Let anticurl be an R^3 into R^3 mapping defined by:
(anticurl_1(G))x = Int{y3=0 to x_3: G_2(x_1,x_2,y3)}
- Int{y2=0 to x_2: G_3(x_1, y2, 0)}
(anticurl_2(G))x = - Int{y3=0 to x_3: G_1(x_1,x_2,y3)}
(anticurl_3(G))x = 0
shevek
> shevek <she...@yahoo.com> in article
> <c2ee115b.04090...@posting.google.com> posed the question:
> Given div(B)=0, how can one solve the equation curl(A)=B?
>
> Sorry, there is a mis-writing in my first reply: the four instances of
> thanks.

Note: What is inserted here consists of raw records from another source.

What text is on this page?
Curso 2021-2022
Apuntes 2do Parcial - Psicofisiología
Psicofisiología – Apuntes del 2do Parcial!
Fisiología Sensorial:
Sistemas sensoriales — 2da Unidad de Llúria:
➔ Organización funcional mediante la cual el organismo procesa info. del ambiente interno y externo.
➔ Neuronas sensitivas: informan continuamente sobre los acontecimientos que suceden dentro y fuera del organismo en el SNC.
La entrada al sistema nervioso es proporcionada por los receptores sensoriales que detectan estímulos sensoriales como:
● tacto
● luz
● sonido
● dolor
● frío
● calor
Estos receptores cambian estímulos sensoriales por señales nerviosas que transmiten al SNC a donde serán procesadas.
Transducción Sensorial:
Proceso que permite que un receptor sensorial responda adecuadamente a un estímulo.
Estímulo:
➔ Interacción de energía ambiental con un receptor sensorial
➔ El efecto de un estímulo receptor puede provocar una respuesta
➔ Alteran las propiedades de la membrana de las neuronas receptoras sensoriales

Here is the reply text rewritten in full:
>
> In addition to the answers prior posted, here is another direct
> approach.
>
> Let anticurl be an R^3 into R^3 mapping defined by:
>
> (anticurl_1(G))x = Int{y3=0 to x_3: G_2(x_1,x_2,y3)}
> - Int{y2=0 to x_2: G_3(x_1, y2, 0)}
>
> (anticurl_2(G))x = - Int{y3=0 to x_3: G_1(x_1,x_2,y3)}
>
> (anticurl_3(G))x = 0
>
> Hint: These formulae will look better if manually rewritten, with y3
> changed to x_3 bar, etc.
>
> ------------------------------------
>
> We now have the following result:
>
> If div(B)=0 then
> [A=anticurl(B) is a solution of: curl(A)=B]
>
> Alternatively;
> If div(B)=0 then
> curl(anticurl(B))=B
>
> Notes:
> it indicates that under a special condition (but not universally), the
> anticurl is the right inverse of the curl.

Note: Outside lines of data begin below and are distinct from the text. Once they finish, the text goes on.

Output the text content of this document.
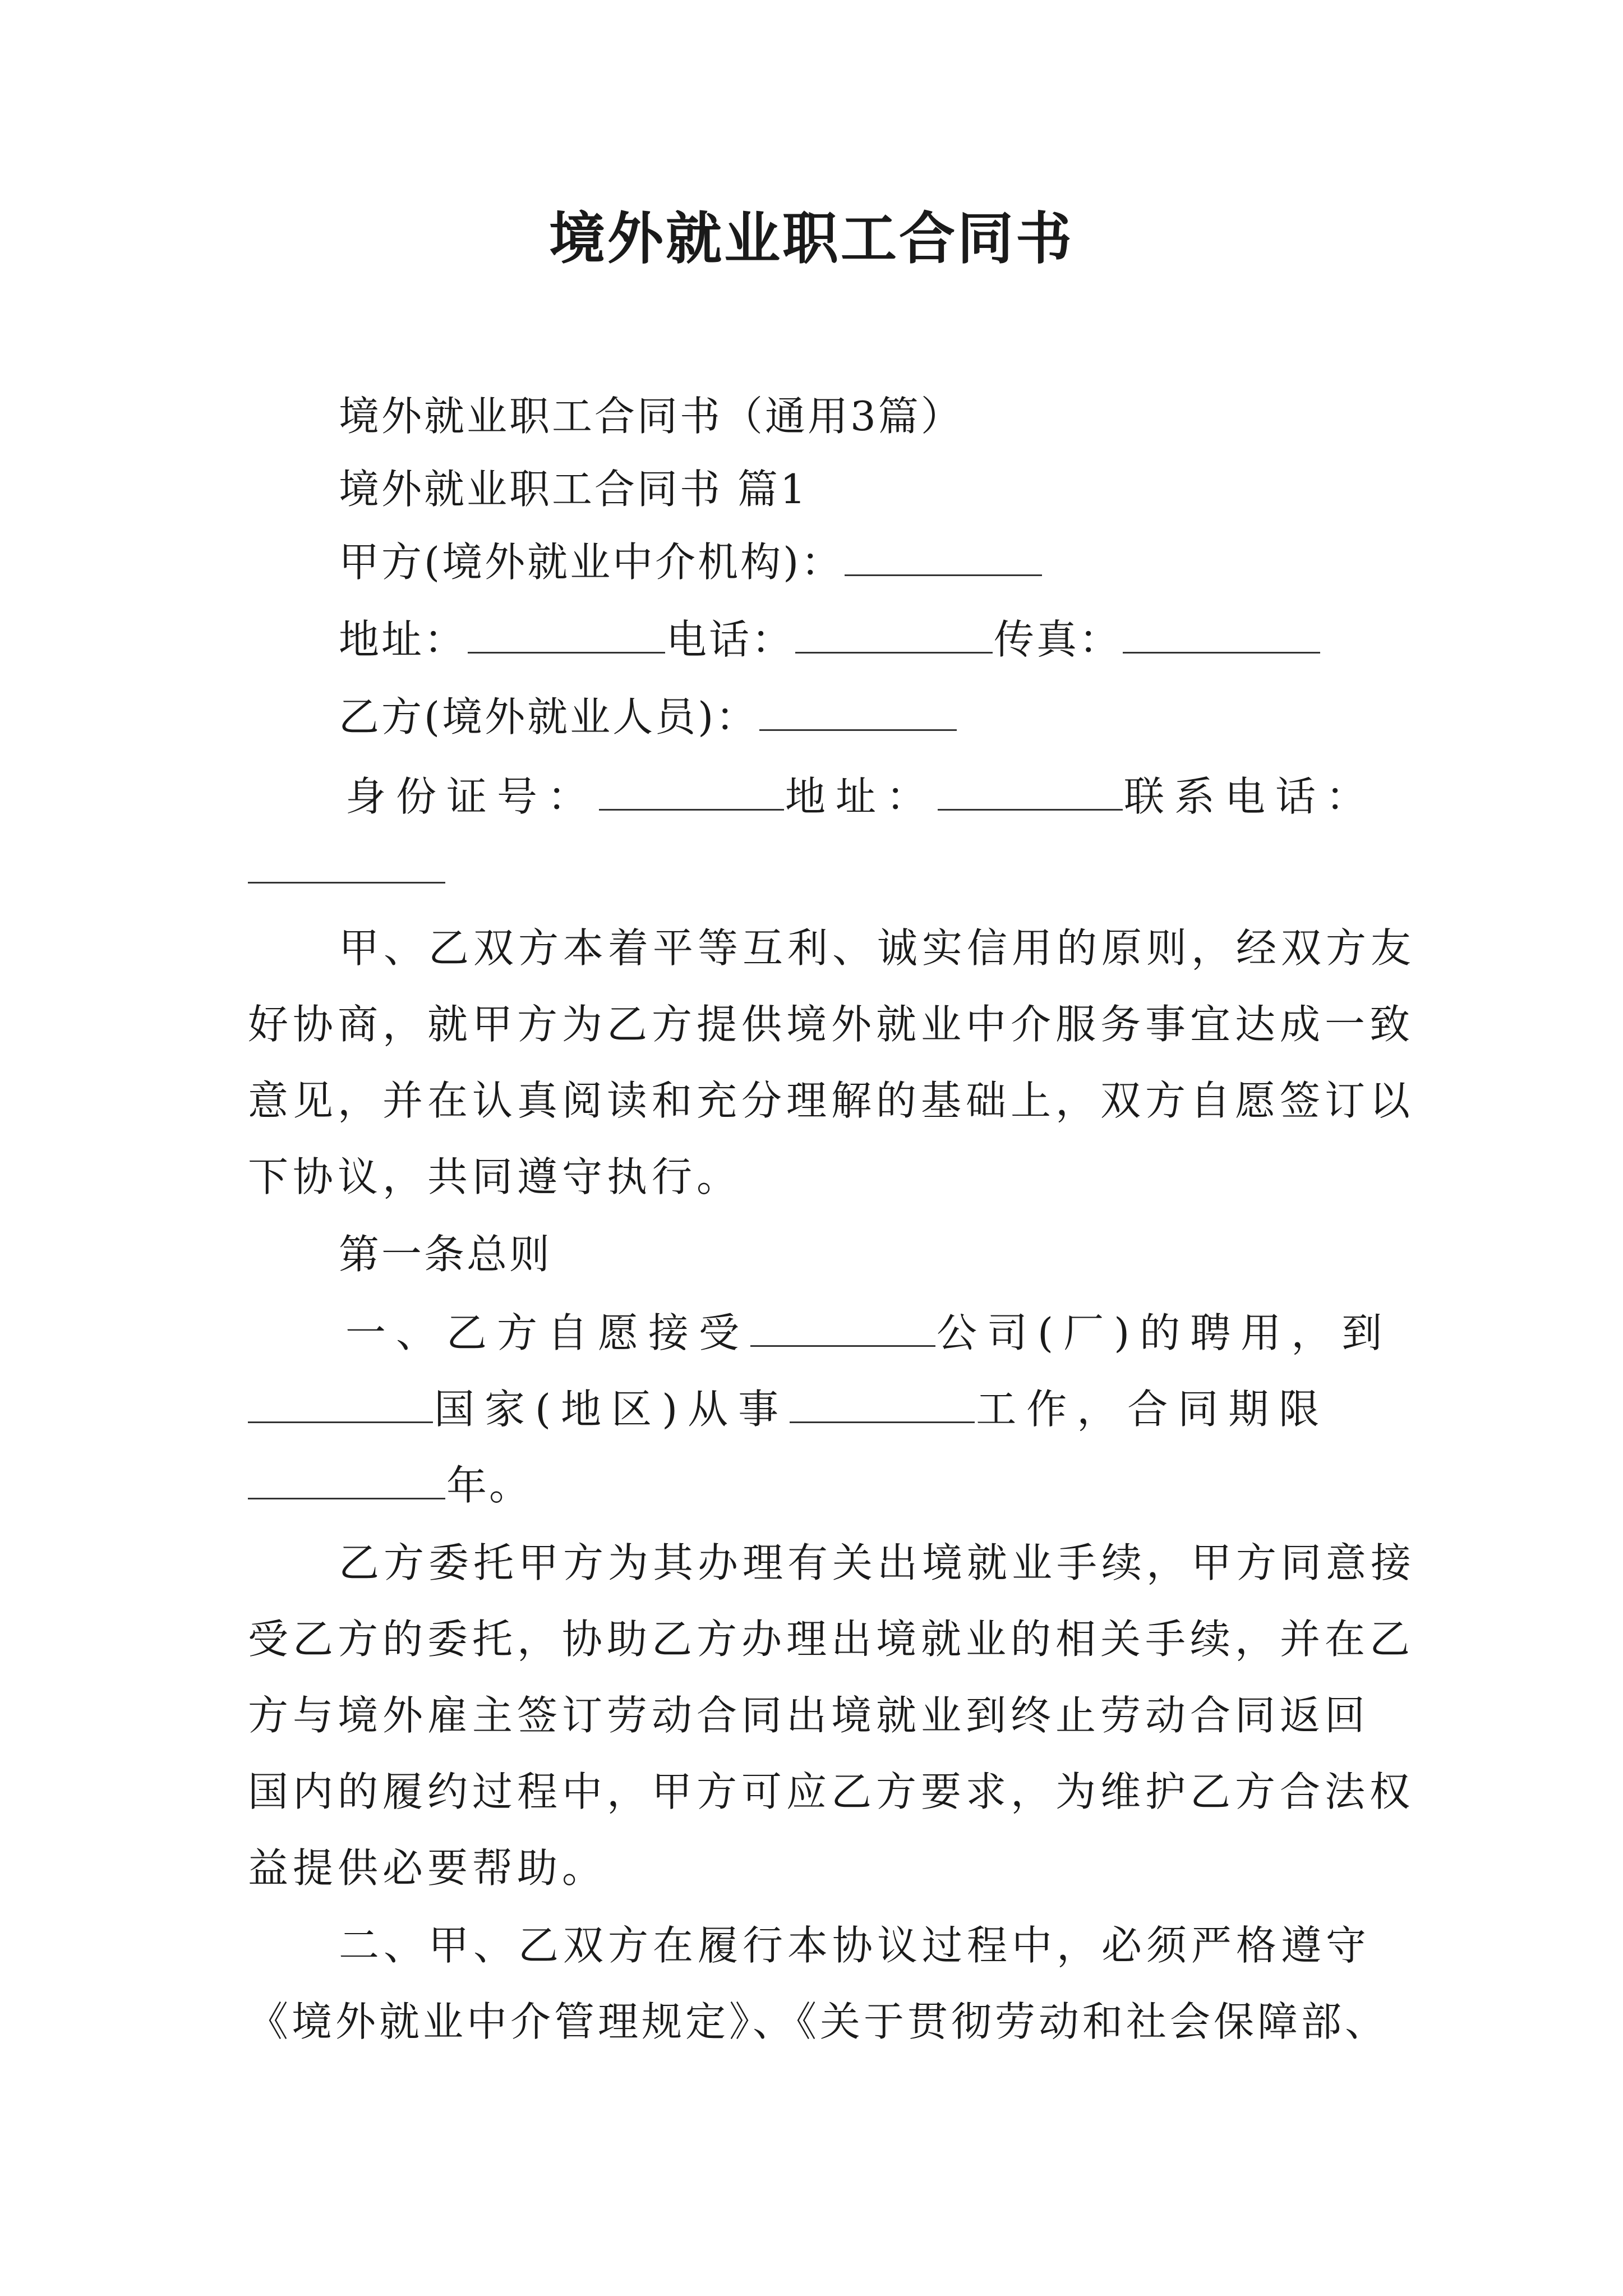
境外就业职工合同书
境外就业职工合同书（通用3篇）
境外就业职工合同书 篇1
甲方(境外就业中介机构)：
地址：	电话：	传真：
乙方(境外就业人员)：
身份证号：	地址：	联系电话：
甲、乙双方本着平等互利、诚实信用的原则，经双方友
好协商，就甲方为乙方提供境外就业中介服务事宜达成一致
意见，并在认真阅读和充分理解的基础上，双方自愿签订以
下协议，共同遵守执行。
第一条总则
一、乙方自愿接受	公司(厂)的聘用，到
国家(地区)从事	工作，合同期限
年。
乙方委托甲方为其办理有关出境就业手续，甲方同意接
受乙方的委托，协助乙方办理出境就业的相关手续，并在乙
方与境外雇主签订劳动合同出境就业到终止劳动合同返回
国内的履约过程中，甲方可应乙方要求，为维护乙方合法权
益提供必要帮助。
二、甲、乙双方在履行本协议过程中，必须严格遵守
《境外就业中介管理规定》、《关于贯彻劳动和社会保障部、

> 2) The proof of the above given result follows from direct computation
> of curl(anticurl(B)).
>
Thanks all for your useful responses!
I was indeed after an "anticurl" operator, and a few of you gave me
specific solutions, as well as good general considerations to make
life easier including defining a "current" (doesn't have to be
electric) and using symmetry.
I should tell you my application. It is fluid mechanics.. I have
been looking at the vorticity equation. If I come up with a solution
for the vorticity of a fluid.. i.e. I know curl(v) (v = bulk fluid
velocity).. then I was having trouble finding what the velocity is,
and still more particularly what the divergence of the velocity is.
Clearly (now) I need to include some boundary conditions on the flow
to uniquely determine the velocity from the vorticity.. and the
velocity may not have a closed form.
Thanks again -